Tours and permits are mandated for non-Chinese travelers, and we are required to have a driver and a guide. This pissed me off in the case of Tibet but I understood it in the case of Bhutan. The latter was trying to limit the impact of tourists on its unique culture, while generating income for local drivers and guides. The former certainly did not seem to be concerned with the preservation of Tibet (rather the opposite) or the well-being of Tibetan guides—it was up to me and my request to my travel agent to find the right team to employ—but seemed to be more concerned with keeping an eye on me.
Or maybe that wasn't fair. Maybe they were trying to keep me out of harm's way in case there was a protest. But I was pretty sure it was more about making sure I didn't do anything wrong or talk to a disgruntled Tibetan (as if I can't talk to one of those at home or in India) rather than keeping me safe.
I had to pay for the privilege of letting the mothership keep an eye on me, and hotels weren't even part of the deal.
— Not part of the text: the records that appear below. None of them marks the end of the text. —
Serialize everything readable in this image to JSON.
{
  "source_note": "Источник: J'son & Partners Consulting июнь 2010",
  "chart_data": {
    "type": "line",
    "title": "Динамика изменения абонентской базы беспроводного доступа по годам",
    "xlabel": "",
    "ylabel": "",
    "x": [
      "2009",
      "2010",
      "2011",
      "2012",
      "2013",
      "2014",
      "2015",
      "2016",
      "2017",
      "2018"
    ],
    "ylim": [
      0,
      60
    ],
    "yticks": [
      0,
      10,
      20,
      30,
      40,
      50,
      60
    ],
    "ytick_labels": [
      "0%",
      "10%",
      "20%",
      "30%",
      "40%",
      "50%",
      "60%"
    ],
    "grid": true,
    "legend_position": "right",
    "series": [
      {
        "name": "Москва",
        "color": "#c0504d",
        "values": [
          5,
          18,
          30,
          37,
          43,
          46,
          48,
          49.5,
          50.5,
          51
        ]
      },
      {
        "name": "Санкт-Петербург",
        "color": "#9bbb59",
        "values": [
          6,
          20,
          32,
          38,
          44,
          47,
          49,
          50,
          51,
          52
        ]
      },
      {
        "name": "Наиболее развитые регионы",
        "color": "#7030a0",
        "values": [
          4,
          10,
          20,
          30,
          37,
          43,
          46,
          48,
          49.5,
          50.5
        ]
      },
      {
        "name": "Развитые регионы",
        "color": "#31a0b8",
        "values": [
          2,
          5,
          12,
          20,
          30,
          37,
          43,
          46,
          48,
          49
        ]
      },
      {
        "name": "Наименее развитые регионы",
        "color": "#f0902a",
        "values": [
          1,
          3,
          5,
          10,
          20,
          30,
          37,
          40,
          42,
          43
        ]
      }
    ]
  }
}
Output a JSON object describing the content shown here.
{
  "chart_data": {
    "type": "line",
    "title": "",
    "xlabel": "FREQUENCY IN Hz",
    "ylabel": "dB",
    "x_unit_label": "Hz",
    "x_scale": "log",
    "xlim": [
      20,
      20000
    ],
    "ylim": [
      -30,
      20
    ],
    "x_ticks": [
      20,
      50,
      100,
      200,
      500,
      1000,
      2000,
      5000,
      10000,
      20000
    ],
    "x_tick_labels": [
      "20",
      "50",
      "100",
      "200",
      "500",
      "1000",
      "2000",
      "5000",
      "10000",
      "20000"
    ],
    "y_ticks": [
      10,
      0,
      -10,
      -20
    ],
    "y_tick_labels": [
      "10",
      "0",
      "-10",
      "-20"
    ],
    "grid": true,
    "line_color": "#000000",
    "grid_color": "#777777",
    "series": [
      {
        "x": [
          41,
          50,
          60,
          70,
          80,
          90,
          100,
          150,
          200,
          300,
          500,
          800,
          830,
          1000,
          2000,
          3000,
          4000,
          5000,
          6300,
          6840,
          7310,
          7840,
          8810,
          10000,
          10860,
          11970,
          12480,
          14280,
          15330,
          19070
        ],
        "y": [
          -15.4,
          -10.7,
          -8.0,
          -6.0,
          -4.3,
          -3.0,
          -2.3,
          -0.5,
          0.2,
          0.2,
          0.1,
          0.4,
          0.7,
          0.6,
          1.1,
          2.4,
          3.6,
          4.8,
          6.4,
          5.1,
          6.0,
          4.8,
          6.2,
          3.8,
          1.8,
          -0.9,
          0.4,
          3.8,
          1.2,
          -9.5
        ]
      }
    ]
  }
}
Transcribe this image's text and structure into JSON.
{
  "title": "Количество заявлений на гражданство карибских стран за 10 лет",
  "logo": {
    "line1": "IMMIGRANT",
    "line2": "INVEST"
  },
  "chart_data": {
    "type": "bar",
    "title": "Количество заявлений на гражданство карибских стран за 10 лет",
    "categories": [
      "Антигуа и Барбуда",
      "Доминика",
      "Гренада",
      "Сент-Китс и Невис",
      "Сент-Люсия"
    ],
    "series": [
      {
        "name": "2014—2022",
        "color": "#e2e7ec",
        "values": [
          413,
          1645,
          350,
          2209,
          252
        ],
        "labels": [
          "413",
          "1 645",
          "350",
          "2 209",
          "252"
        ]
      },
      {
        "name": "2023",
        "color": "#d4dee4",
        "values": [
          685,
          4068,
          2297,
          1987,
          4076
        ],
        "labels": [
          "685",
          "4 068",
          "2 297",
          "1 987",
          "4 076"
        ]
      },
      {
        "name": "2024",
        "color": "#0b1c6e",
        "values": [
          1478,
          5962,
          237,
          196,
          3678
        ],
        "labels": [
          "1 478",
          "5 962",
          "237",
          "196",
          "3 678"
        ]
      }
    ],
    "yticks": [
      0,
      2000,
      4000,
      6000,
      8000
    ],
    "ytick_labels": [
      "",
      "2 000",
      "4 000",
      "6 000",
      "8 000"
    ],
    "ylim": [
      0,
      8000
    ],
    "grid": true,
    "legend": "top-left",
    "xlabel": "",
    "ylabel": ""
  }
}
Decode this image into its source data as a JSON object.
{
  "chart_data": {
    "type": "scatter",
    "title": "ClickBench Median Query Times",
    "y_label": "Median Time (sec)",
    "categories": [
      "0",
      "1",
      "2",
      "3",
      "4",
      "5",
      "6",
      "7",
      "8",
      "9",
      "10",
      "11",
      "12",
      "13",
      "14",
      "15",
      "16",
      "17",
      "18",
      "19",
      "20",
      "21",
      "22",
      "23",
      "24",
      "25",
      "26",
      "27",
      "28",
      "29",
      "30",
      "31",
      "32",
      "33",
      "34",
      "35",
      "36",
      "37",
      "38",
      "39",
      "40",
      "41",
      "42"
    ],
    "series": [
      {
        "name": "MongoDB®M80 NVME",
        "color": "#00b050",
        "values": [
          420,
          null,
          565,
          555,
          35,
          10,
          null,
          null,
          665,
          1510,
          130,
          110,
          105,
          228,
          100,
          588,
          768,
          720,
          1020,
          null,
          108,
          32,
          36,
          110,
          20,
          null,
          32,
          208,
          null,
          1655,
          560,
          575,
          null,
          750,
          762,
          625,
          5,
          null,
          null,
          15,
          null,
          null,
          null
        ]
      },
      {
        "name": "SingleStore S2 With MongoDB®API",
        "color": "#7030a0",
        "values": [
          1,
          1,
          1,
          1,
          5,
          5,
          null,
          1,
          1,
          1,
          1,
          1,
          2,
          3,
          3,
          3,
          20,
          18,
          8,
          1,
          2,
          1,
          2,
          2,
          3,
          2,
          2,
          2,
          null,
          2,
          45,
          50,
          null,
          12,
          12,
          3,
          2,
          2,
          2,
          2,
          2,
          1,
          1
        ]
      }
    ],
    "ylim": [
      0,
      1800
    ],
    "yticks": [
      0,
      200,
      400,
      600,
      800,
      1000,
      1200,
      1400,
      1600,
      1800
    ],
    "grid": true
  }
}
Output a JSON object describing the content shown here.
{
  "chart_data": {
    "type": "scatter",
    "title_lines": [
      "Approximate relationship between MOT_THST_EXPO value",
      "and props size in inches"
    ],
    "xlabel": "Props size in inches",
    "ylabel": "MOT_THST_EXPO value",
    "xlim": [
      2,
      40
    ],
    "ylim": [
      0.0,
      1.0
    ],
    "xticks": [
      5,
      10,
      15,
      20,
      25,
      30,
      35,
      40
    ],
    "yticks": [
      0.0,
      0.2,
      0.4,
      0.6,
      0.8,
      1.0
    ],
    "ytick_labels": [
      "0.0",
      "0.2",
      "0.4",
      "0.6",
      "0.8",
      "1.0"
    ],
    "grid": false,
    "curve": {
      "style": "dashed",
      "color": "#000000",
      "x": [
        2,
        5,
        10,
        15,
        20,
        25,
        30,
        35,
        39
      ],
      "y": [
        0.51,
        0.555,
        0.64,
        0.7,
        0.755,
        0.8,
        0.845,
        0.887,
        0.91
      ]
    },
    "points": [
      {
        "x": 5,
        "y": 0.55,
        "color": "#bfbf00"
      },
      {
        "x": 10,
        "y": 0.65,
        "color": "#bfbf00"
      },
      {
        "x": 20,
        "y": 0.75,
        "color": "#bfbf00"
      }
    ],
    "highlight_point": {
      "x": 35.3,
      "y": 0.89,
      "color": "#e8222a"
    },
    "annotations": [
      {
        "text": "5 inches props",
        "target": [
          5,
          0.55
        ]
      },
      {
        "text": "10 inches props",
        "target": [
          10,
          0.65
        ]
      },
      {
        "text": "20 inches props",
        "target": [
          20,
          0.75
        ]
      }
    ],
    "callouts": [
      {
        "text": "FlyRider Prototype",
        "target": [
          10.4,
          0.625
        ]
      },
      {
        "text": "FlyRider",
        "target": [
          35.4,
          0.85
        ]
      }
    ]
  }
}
I researched hotels—hmm, that's odd. Many Tibetan hotels websites are blocked in China, though 5.8 million Chinese tourists visited Tibet in 2010, wanna explain that one?—read up on how some people hate the train and think the easy access of Beijing to Tibet is harmful to its culture, and had a friend tell me how bored he was on the 44-hour journey in a sealed capsule. I read a New Yorker article that said there had been plenty of available berths on a sold-out train. But I couldn't risk it. I returned to the travel agent.
"Book the plane for me. And here are some hotels I'd like you to call."
I'd decided to phrase it in a way that made it clear that she was the agent, not me, and she needed to do the booking.
She called the places on my list.
They were all booked.
"It is high season," she shrugged. "Many Chinese are there."
"So there are no hotel rooms in Lhasa?"
"There will be rooms."
I sat flummoxed and counted to ten. I...am...not...going...to...yell...at...this...young...woman.
"Well, how about you tell me where there are rooms then."
"There are many rooms. What standard would you like?"
I guess it had escaped her notice that I was staying in a backpackers lodge. That she worked in.
"Please tell me, where would you stay in Lhasa?"
"Where I would stay will be sold out."
"Please understand that I do not know anything about hotels in Lhasa. I am relying on you to give me information about hotels in Lhasa. Where would you stay if it wasn't sold out?"
"Can you please call Cool Yak?"
She did. Booked solid.
She whipped out a map and showed me other hotels, then called them as I pushed.
"Do you want to stay at Yak?"
"I thought you just called them."
"Not Cool Yak. Yak."
"What is Yak?"
"It is a big hotel. Maybe the tour operator can get us a room there."
Finally, we were getting somewhere. The tour operator could book the room! Now there's a plan.
She sent an email.
"It will be okay. They will find you a room."
My head was spinning. I had to get out of this hostel, see something that made sense.
So I walked over to the train station to try to find the fake Apple Store I'd spotted through the rain during the taxi ride to the hostel.
The fake Apple Store thing had been a big story the week before. I'd read that there had been five in Kunming alone.
The fake Apple Store had been the first thing I'd seen of Chengdu.
And it was a beautiful shop, completely convincing. The "geniuses" even had little iPods around their necks.
I pretended to be studying the wall of iPhone cases, holding my phone out at arm's distance against the cases. I wanted to snap a few photos of the fake Apple Store but doubted they employees would appreciate it after last week's media frenzy.
That's it. Now we know. How to tell a fake Apple Store from a real Apple Store?
The clerk tried to sell me an iPhone 4 case for my iPhone 2.